It’s been well publicized at this point that Don Brown thinks about last year’s 42-13 loss to Penn State every day. That’s 376 days replaying the deepest stain on his three years at Michigan.

The 506 yards and 42 points the Nittany Lions put up exposed his seemingly impervious scheme. Recently, Brown showed the defensive players a clip of Penn State going for another gut-punching touchdown as time expired last season. With part of his memory reserved for that game, he didn’t need the extra motivation. His players probably didn’t either.

“We still remember, fourth quarter, five seconds left in the game, they had their players in, they ran a last play,” said sophomore defensive end Kwity Paye. “So we put that in our back pocket and we just remember that every single day as we’re working that they disrespected us.”

For a defensive coordinator that Jim Harbaugh called “one of the all-time great football coaches in the history of the game,” this weekend’s game is reclamation of that description.  

Saturday, whether the outcome is good or bad, is for Don Brown.

The 63-year-old walked through the door Wednesday afternoon with a spry jaunt to meet with the media.

“Happy Halloween,” he said to the scrum. “What are you dressing up as?”

In response to junior safety Josh Metellus calling him an “old man,” Brown says he’s dressing as a younger version of himself, though his black sweater and khakis suggested he wasn’t in costume yet.

And therein lies Brown’s mystique. Behind a mustache, Boston accent and story-filled wrinkles, Brown is chipper with no signs of restlessness. He is coaching one of the biggest games of his lengthy career — Big Ten Championship and College Football Playoff implications at stake — and he remains measured and funny with his answers.

“That’s what happens in 41 years — you win some battles, some you’re not gonna win. But at the end of the day, you’ve gotta get better,” Brown said. “The thing that drives me is when I don’t give our players the best possible chance. I want to make sure I remind myself of that. … At the same time, you’ve gotta move on and learn from it. Make sure you have all the tools in the toolbox at your disposal. Don’t say ‘Ah, we’re good without that.’ ”

Brown wont tell you what's in his toolbox this year that wasnt last year, because he is still implementing it in his stalwart defense. But his defense is smarter and more trustworthy. They can talk on more defensive concepts and be better at it.

“You have to have a cerebral approach,” Brown said. “I was looking at third-down stuff, we repeated a bunch of stuff on third down against Michigan State two weeks ago. But you go back beyond that — Northwestern, Nebraska, just going back — there’s somewhere about 65 different concepts that we’ve challenged opposing offenses with.”

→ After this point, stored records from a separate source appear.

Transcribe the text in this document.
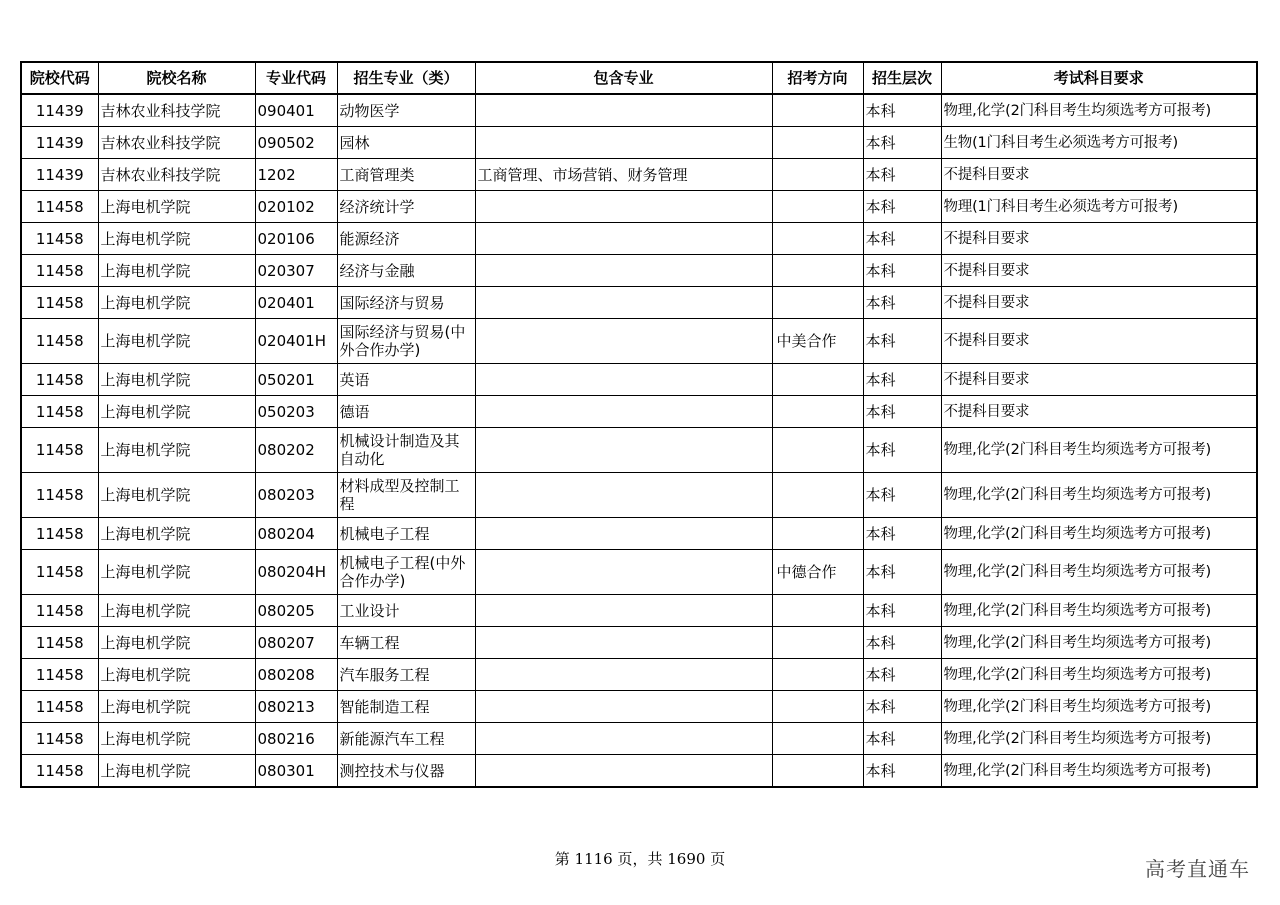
院校代码	院校名称	专业代码	招生专业（类）	包含专业	招考方向	招生层次	考试科目要求
11439	吉林农业科技学院	090401	动物医学			本科	物理,化学(2门科目考生均须选考方可报考)
11439	吉林农业科技学院	090502	园林			本科	生物(1门科目考生必须选考方可报考)
11439	吉林农业科技学院	1202	工商管理类	工商管理、市场营销、财务管理		本科	不提科目要求
11458	上海电机学院	020102	经济统计学			本科	物理(1门科目考生必须选考方可报考)
11458	上海电机学院	020106	能源经济			本科	不提科目要求
11458	上海电机学院	020307	经济与金融			本科	不提科目要求
11458	上海电机学院	020401	国际经济与贸易			本科	不提科目要求
11458	上海电机学院	020401H	国际经济与贸易(中外合作办学)		中美合作	本科	不提科目要求
11458	上海电机学院	050201	英语			本科	不提科目要求
11458	上海电机学院	050203	德语			本科	不提科目要求
11458	上海电机学院	080202	机械设计制造及其自动化			本科	物理,化学(2门科目考生均须选考方可报考)
11458	上海电机学院	080203	材料成型及控制工程			本科	物理,化学(2门科目考生均须选考方可报考)
11458	上海电机学院	080204	机械电子工程			本科	物理,化学(2门科目考生均须选考方可报考)
11458	上海电机学院	080204H	机械电子工程(中外合作办学)		中德合作	本科	物理,化学(2门科目考生均须选考方可报考)
11458	上海电机学院	080205	工业设计			本科	物理,化学(2门科目考生均须选考方可报考)
11458	上海电机学院	080207	车辆工程			本科	物理,化学(2门科目考生均须选考方可报考)
11458	上海电机学院	080208	汽车服务工程			本科	物理,化学(2门科目考生均须选考方可报考)
11458	上海电机学院	080213	智能制造工程			本科	物理,化学(2门科目考生均须选考方可报考)
11458	上海电机学院	080216	新能源汽车工程			本科	物理,化学(2门科目考生均须选考方可报考)
11458	上海电机学院	080301	测控技术与仪器			本科	物理,化学(2门科目考生均须选考方可报考)
第 1116 页，共 1690 页	高考直通车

And then, Brown gets asked how he knows his players love football. In other words, how does a football guy recognize another football guy?

“You can’t come here and play football here and not love football because it’s too much a part of your DNA,” Brown said. “This isn’t Happy Jack City. You better like football, and you better like the things that go into it.”

He hasn’t even discussed this year’s Penn State team yet. That doesn’t happen until 12 minutes into an 18-minute conversation, and lasts two minutes.

He likes quarterback Trace McSorley, wide receivers K.J. Hamler and Juwan Johnson, running back Miles Sanders and tight end Pat Freiermuth. It’s a listicle of the primary weapons that Michigan’s defense will see from the Nittany Lions.

Then, it’s back to his unit and its most recent performance: allowing just 94 yards to Michigan State.

“Just relief for another week,” Brown said of his reaction. “I’ll share something with you — that didn’t surprise me. This team, this defensive football team that we’re coaching presently, is the best practice team I’ve ever been around. I don’t have to out there with my hair on fire, screaming on guys, ‘You’ve gotta hustle, you’ve gotta run, get to the ball, blah blah blah.’ This team practices like they’re supposed to practice.”

Don Brown could just be doing Don Brown things and complimenting his guys. But even when poked and prodded for answers, he didn’t dwell for too long on last year and what he is preparing for this year.

He’s felt accountable for over a year about last season’s blowout, and shares that feeling with his players. Of course that’s what he wants to talk about. His defense is fourth in points allowed and first in yards allowed per game, after all.

On Saturday, a replication of last year’s nightmare can undo all of this year’s accomplishments and squander a hopeful season. Or Brown and his players can turn the table and keep title dreams intact.

“Happy Halloween,” Brown repeated with a smile as he finished his press conference.

The mental weight of 376 frustrating days was nowhere be seen.